What is Cognitive Behavioral Therapy?
CBT is probably the most revolutionary, effective approach to helping people with mental and emotional disorders recover and live full, productive lives. CBT is fundamentally respectful and optimistic. Unlike many older, dated approaches to psychotherapy, CBT assumes that people are basically rational and are trying to their best to manage their lives effectively. Problems arise when people end up using coping strategies that are based on faulty beliefs, early learning experiences that were damaging, skills deficits, or the conviction that they cannot tolerate any distress even for a moment. These things lead people to turn to coping strategies that “work” in the short term by reducing distress, but often exacerbate both distress and problems in the long term. Maladaptive coping strategies include all kinds of avoidance behaviors, procrastination, alcohol and drug use, binge eating, self-mutilation, over-sleeping, binge watching, internet surfing and many more.
A good cognitive-behavioral therapist will help you do a number of things. You will start to learn how to use more adaptive coping strategies (like deep breathing, relaxation, good self-care, behavioral activation, exercise and so on) to regulate and manage negative feelings.
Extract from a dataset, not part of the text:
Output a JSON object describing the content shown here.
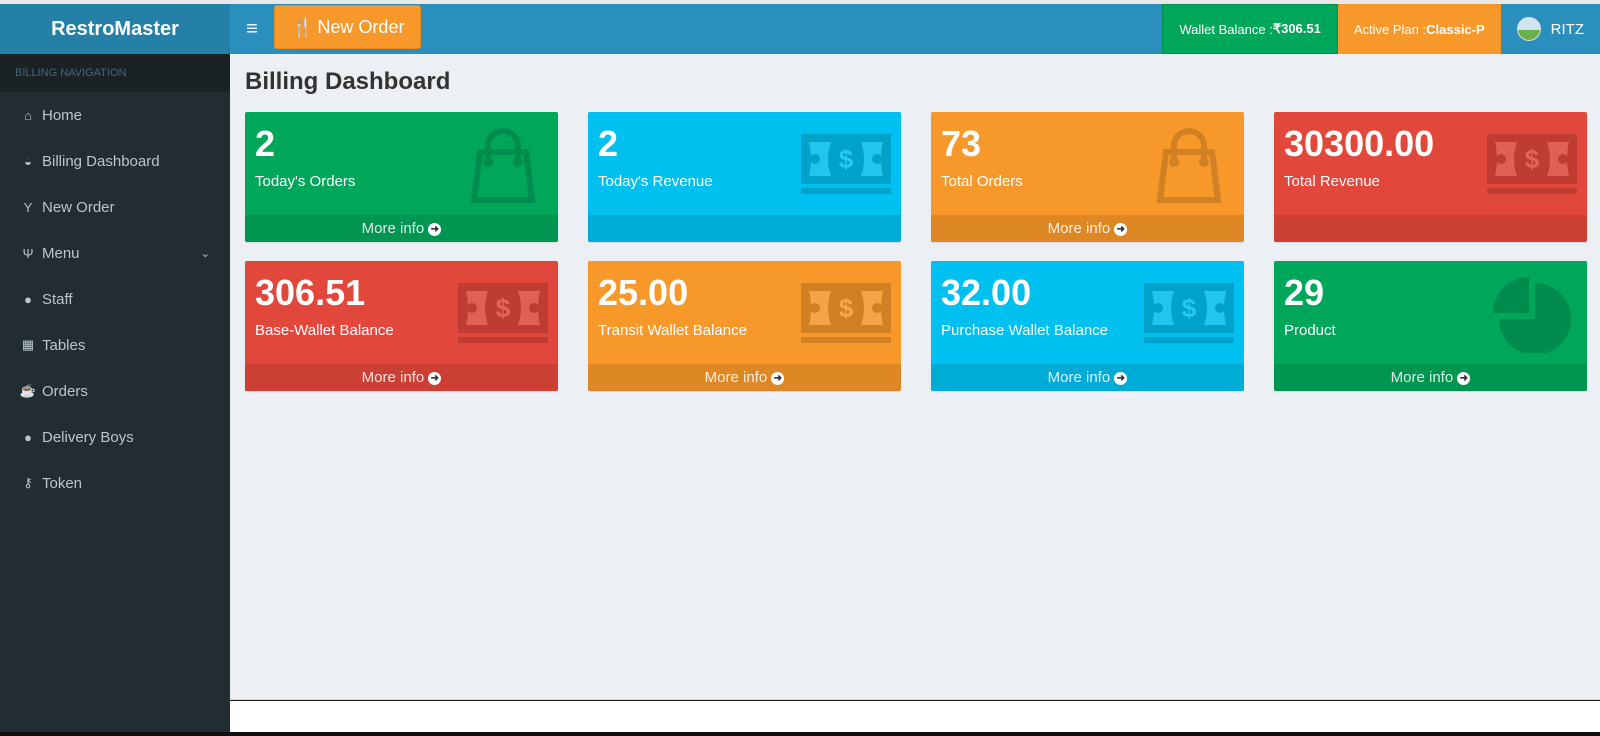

You will also learn to pay attention to your own thoughts and beliefs about your experiences, your feelings, life stress and relationships and the therapist will help you start to think in different ways, and to examine the evidence for your old beliefs and for new ones that may be both more accurate and more benign. A good CBT therapist may also help you explore the origins of any distorted or damaging beliefs (like thinking that you’re worthless or not good enough) and will work with you to help you recognize when those beliefs are guiding your behavior and how to supplant them with more accurate and adaptive beliefs. Finally a good CBT therapist will help you learn to face your fears and conquer them so that you no longer live under the constant threat of crushing panic, horrifying intrusive thoughts, terror of disease and ill health, memories of trauma, dread of embarrassment or humiliation, and all the avoidance behaviors and impairment that go along with those fears. CBT is also collaborative and your therapist will always consult with you about what you want to work on and how fast you want to go. Conquering your difficulties can feel daunting, but a good therapist provides lots support, structure and help to make it all possible.
Finally, it’s important to know that CBT is based on science. All the techniques are derived from a core scientific understanding of learning and cognition. Moreover, CBT has been tested in thousands of scientific studies to prove that it works for specific problems and to help us understand how and why it works. If you are struggling with depression, anxiety or trauma or your life is feeling stuck or out of control – CBT may well be the answer.